O que a sociedade de forma geral precisa compreender é que a população LGBT existe, apesar de todo o movimento histórico contra. Existimos e não precisamos saber por que. Apenas nossa existência é fato relevante para termos nossos direitos garantidos, e não aceitarmos toda a agressão moral e física que sofremos.

segunda-feira, 13 de agosto de 2012

Era um homem. E usava batom.

Era um homem. E usava batom. Deixe-me esclarecer de que tipo de “homem” estamos falando. Era desses, como diz o popular, com H maiúsculo. Homem em todos os sentidos: figurativo, cognitivo ou subjetivo*. E usava batom.

Começou com um pequeno brilho, discreto. Passou a tons claros, bem disfarçados. Chegou a cores escuras, brilhantes, berrantes. Hoje, mantinha nos lábios tons elegantes, combinados com a estação e cor da blusa.

Podemos imaginar a reação daqueles que o viam. Homem de batom não se vê todo dia. Corrigindo, talvez se veja, mas não acompanhado de terno e gravata. As vezes um suéter. Cabelo sempre bem penteado, cortado curto, aos moldes de executivo. Era um homem sério, de poucos (e sinceros) sorrisos. Pois bem, causava incomodo. Muitos procuravam não olhar, seguravam a curiosidade com as mãos. Outros já escancaravam sua surpresa. Chegavam até, imaginem só, a acreditar que se tratava de pegadinha, dessas de programas de TV em fim de carreira.
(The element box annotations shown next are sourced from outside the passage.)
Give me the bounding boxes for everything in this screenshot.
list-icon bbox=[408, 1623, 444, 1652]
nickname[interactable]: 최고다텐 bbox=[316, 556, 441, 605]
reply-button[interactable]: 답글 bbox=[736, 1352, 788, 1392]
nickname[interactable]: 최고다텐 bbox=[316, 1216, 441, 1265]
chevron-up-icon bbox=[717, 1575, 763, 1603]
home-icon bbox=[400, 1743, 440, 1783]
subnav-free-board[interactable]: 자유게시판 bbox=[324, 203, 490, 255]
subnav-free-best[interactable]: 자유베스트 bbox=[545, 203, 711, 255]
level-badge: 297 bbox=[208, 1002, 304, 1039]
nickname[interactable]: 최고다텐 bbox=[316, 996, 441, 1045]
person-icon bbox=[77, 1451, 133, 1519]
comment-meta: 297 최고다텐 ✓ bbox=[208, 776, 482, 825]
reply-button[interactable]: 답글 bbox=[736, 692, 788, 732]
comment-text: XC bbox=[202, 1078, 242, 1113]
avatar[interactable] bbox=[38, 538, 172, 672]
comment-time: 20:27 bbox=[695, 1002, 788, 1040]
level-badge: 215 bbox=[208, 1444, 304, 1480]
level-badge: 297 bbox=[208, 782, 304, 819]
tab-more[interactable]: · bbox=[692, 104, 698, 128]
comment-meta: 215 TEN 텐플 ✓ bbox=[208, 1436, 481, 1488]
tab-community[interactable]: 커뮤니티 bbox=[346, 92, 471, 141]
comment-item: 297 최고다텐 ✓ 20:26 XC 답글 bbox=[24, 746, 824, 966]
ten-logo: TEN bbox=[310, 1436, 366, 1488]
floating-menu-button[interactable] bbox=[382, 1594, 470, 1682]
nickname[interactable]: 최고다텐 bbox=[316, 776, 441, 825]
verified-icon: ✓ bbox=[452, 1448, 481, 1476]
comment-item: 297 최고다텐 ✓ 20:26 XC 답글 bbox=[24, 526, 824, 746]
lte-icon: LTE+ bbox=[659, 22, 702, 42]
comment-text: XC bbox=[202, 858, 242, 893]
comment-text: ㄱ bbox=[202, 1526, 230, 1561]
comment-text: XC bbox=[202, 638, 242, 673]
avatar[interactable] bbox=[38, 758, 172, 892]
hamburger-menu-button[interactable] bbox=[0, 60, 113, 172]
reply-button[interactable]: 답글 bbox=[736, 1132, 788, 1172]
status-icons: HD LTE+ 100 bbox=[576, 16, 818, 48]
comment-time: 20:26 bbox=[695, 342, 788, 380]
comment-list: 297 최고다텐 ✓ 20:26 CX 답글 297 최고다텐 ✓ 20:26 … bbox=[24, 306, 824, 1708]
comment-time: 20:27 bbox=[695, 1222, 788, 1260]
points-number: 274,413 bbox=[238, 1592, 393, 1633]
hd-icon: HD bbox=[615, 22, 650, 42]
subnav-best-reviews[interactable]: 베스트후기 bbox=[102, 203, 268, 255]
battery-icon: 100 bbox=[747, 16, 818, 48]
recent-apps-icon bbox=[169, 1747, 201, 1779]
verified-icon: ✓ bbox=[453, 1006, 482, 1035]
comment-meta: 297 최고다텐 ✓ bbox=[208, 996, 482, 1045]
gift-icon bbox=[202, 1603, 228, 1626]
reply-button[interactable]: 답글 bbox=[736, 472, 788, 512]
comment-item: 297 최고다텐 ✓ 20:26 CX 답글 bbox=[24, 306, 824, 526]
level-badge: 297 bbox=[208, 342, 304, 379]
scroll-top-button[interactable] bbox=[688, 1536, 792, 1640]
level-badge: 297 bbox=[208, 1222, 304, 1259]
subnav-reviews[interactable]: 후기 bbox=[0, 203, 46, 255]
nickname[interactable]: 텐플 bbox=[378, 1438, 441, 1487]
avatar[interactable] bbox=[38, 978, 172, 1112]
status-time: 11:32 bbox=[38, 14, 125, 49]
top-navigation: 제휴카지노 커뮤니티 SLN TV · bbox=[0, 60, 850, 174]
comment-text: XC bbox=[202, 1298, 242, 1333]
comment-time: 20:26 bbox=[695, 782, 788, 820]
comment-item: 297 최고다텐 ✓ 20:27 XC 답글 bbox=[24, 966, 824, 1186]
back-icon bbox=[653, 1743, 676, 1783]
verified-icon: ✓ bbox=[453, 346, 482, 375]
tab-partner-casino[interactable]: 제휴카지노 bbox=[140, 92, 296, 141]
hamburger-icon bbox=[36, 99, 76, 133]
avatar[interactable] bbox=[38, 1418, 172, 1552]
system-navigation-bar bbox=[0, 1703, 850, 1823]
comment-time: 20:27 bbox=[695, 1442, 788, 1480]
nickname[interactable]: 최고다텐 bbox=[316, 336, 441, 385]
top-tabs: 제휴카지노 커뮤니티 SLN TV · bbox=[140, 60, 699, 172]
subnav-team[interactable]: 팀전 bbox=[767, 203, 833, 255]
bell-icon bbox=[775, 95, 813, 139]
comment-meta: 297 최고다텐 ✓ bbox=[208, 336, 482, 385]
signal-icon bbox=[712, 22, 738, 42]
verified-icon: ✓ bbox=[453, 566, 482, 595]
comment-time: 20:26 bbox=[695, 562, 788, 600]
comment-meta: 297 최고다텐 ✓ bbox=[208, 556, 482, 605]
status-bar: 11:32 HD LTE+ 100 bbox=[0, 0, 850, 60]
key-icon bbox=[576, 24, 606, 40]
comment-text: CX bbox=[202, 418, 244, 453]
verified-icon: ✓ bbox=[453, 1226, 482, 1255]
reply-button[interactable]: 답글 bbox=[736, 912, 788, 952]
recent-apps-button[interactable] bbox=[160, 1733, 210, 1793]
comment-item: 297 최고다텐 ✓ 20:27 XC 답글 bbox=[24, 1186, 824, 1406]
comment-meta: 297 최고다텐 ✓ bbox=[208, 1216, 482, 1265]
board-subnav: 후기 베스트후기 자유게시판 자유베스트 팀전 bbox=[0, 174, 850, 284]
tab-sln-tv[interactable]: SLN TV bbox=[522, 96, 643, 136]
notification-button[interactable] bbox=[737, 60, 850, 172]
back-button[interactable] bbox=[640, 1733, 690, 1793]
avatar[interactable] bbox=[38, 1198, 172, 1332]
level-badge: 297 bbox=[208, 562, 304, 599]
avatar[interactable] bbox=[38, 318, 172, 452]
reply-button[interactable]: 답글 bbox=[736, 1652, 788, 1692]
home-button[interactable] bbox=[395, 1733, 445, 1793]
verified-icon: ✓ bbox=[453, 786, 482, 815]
Era um homem sereno, respondia às perguntas com tranquilidade. Estava, quando o encontrei, na casa dos 40 anos (sem aparentar). Contou-me que passou por várias formas de reação perante à surpresa alheia. Foi agressivo, já se desculpou, já chorou. E continuou a usar batom. Fui, com talento (e desculpa) de pesquisador, entrando em sua história. Disse-me que, ao contrário do que a maioria pensa, foi desenvolver essa ideia após os 20, quase 30. Olhou-se no espelho um dia, e resolveu tentar. Deixou claro que era um dia comum. Conforme explicou a alguns anos atrás, para um tal psicólogo com cara de macaxeira e sotaque paulista, não havia sofrido nenhum trauma, nenhuma desilusão amorosa. Mantinha, inclusive, um namoro que já passava do tempo de virar casamento. Problema formado! A moça, conclua, teve a pior das reações. Talvez a única, visto a gravidade da situação. Quis romper o namoro, quis fugir, quis mata-lo, tentou literalmente se matar. A sogra, pobre senhora, recorreu aos santos. O cunhado, rapaz de modos inclinados à feminilidade, mas que não usava batom (ao menos não perante todos), decidiu expor por ele um desejo guardado. Foi uma reviravolta. Acuado, tentou se livrar do novo hábito. Primeiro por conta própria. Fracassou.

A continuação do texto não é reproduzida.